McCandless is not a trained graphic artist but learned the basics by being exposed to information design every day. He said that 80% of his work is still gathering and vetting data, and only 20% is design. We are now exposed to information design every day through the internet, which has its drawbacks. “We trust the authority of a well-designed website,” he noted.

“The fake news phenomenon has been a very galling thing to witness, the flattening of hierarchies of truth and authority,” he said. But he noted that there are different kinds of truth—scientific, journalistic, personal—and distinctions can get messy.

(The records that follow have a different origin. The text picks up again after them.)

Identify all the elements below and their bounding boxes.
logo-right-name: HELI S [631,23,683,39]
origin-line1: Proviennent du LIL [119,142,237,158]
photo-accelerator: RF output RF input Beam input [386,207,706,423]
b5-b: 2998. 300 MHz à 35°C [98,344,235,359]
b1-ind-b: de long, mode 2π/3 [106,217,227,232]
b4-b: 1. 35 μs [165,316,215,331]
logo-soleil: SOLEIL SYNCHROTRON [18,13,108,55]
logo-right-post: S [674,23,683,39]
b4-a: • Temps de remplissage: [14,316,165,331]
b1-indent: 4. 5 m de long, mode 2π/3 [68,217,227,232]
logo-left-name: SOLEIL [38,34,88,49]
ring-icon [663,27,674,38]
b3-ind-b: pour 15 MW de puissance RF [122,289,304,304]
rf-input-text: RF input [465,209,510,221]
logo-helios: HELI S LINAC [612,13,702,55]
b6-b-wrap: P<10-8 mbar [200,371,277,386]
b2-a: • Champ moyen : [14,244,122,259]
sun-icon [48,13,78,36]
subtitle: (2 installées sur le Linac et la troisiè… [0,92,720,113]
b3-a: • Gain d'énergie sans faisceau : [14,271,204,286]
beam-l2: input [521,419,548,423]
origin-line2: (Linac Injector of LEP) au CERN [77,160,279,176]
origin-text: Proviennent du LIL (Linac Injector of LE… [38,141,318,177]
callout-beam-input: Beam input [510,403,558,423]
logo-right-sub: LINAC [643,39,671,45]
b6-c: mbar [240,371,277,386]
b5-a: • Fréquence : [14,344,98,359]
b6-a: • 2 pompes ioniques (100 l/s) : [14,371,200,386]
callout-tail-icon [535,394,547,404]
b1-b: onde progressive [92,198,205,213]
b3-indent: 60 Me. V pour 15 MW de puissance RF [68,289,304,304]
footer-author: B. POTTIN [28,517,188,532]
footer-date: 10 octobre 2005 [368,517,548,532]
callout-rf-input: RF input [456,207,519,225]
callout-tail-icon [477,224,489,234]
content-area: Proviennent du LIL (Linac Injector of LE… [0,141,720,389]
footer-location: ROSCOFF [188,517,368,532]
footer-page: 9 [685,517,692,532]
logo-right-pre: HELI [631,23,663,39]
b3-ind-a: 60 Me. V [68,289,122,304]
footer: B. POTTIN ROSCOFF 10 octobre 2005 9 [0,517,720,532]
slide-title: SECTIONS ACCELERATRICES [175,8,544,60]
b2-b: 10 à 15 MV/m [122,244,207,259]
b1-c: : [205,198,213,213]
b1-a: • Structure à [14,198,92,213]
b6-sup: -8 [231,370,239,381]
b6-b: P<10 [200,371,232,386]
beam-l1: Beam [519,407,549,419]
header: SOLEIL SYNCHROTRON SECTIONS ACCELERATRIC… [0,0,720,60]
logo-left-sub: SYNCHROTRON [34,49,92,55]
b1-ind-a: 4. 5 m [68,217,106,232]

He’s working on a new piece to describe these differences.

Update, March 28, 2017: A previous version of this article stated that Loretta Parham is the first librarian from a Historically Black College and University to win the Academic/Research Librarian of the Year Award. Ravindra Nath Sharma, then–library director of West Virginia State University, won the award in 2005, and Jessie Carney Smith, former dean of the library at Fisk University in Nashville, won in 1985.